Future updates will likely expand critical minerals designations as clean energy deployment accelerates and new technologies emerge. Materials currently assessed as near-critical may cross thresholds as demand grows or supply concentrations increase. Conversely, successful diversification efforts or technological substitutions may reduce criticality for currently designated materials, demonstrating that policy interventions can address vulnerabilities.
For battery recycling specifically, the Act’s framework positions domestic recycling infrastructure to play increasingly important roles as the electric vehicle fleet expands. Every battery recycled domestically represents critical minerals that don’t require importation, reducing supply chain vulnerabilities while supporting environmental sustainability.
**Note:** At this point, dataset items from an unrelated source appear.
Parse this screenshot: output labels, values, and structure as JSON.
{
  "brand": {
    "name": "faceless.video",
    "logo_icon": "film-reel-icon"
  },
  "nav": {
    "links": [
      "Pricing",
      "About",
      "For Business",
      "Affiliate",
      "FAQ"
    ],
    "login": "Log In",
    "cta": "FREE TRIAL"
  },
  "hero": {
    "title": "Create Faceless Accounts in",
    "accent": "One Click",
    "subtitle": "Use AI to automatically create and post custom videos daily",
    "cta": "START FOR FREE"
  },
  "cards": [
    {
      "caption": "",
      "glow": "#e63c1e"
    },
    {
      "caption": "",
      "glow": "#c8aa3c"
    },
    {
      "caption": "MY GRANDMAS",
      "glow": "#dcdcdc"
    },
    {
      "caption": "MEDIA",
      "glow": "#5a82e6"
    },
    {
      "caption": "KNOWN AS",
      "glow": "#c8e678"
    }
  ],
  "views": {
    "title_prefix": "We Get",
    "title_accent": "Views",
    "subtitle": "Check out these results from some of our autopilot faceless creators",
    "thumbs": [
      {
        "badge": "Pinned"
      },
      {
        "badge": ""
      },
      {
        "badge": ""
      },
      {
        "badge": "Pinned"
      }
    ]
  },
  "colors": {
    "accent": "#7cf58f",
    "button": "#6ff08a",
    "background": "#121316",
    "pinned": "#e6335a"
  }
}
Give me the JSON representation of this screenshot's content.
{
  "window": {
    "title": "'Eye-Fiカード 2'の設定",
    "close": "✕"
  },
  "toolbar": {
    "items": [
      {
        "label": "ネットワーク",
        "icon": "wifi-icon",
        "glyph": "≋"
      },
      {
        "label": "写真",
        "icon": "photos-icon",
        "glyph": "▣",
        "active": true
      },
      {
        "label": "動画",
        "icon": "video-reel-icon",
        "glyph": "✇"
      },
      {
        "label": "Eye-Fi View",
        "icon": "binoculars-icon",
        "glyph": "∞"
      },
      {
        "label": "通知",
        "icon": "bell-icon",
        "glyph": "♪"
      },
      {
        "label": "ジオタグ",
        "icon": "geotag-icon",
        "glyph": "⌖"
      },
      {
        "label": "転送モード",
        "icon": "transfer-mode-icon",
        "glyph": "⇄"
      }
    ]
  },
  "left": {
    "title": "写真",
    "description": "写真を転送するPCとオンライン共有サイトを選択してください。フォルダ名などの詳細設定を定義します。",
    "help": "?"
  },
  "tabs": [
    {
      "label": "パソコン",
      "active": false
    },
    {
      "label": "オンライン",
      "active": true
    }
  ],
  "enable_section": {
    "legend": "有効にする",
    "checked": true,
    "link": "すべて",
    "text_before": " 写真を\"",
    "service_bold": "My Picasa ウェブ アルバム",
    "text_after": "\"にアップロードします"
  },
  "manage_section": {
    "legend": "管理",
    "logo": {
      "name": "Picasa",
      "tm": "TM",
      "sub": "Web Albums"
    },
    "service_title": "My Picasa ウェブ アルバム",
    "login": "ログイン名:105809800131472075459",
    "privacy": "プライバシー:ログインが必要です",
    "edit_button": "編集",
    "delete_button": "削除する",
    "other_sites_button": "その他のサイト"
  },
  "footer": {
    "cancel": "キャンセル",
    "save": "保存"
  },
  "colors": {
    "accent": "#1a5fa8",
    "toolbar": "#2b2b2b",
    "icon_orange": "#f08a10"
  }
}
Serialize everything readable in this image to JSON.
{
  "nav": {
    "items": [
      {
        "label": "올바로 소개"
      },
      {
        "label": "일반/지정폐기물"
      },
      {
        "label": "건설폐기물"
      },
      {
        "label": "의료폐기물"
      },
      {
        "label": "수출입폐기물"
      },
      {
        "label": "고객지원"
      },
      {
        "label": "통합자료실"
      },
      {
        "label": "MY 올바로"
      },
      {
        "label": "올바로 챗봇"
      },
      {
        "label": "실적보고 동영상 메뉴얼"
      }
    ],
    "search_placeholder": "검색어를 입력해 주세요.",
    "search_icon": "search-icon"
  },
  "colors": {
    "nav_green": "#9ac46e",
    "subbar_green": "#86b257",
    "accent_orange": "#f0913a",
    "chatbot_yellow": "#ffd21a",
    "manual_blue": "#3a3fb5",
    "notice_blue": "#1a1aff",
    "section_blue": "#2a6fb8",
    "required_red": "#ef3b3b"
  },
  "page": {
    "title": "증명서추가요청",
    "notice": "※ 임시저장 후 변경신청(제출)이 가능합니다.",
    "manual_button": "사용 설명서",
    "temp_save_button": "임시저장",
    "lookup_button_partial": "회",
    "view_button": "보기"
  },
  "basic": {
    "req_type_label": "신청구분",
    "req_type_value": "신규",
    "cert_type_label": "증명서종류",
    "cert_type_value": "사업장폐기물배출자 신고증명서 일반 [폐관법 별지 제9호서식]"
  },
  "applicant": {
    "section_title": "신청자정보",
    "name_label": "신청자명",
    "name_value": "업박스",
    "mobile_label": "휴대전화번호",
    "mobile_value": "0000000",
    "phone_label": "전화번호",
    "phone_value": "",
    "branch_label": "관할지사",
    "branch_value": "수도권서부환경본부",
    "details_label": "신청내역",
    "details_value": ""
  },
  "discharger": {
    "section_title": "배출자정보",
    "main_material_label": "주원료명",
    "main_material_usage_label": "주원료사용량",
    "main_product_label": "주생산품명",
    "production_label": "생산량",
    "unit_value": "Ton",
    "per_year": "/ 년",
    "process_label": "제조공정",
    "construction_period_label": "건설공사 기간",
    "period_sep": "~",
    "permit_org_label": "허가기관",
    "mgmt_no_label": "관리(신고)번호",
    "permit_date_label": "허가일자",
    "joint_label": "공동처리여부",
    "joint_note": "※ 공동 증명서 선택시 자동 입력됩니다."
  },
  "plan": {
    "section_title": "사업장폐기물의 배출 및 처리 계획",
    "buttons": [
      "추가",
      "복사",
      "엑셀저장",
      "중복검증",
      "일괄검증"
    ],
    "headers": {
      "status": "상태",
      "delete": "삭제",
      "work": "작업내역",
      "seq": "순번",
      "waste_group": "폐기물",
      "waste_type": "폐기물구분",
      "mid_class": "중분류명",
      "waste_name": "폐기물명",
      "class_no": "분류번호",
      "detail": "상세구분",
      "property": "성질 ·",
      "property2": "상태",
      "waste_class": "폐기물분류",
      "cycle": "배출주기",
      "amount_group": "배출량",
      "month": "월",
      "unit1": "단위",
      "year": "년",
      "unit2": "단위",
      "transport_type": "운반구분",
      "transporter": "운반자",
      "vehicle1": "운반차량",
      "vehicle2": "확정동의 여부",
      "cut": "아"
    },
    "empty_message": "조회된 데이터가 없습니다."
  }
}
The Energy Act 2020 established the legal and policy foundation that recognizes this strategic value.
Conclusion: Legislative Foundation for Mineral Independence
The Energy Act of 2020 represents the most comprehensive critical minerals legislation in American history. By defining critical minerals in statute, establishing dynamic update requirements, mandating interagency coordination, directing research and assessment activities, and explicitly supporting recycling and workforce development, the Act created the foundation for sustained federal commitment to mineral supply chain security.
The legislation’s bipartisan passage demonstrated that critical minerals policy transcends partisan divisions when framed around national security, economic competitiveness, and technological leadership. The framework established in 2020 enabled subsequent legislation to build comprehensive initiatives totaling billions in federal investment across mining, processing, manufacturing, and recycling infrastructure.
For the battery recycling sector, the Energy Act 2020 validated that domestic recycling represents strategic mineral production deserving federal support equal to primary mining. As electric vehicle adoption accelerates and clean energy deployment expands, the Act’s provisions ensuring that recycled materials receive equal policy treatment with newly mined resources will prove increasingly important to achieving genuine mineral independence.
The Energy Act of 2020 will be remembered as the legislative foundation that positioned America to compete effectively in the global transition to electrified, low-carbon economies while strengthening national security and reducing dependence on adversarial nations for materials essential to modern life.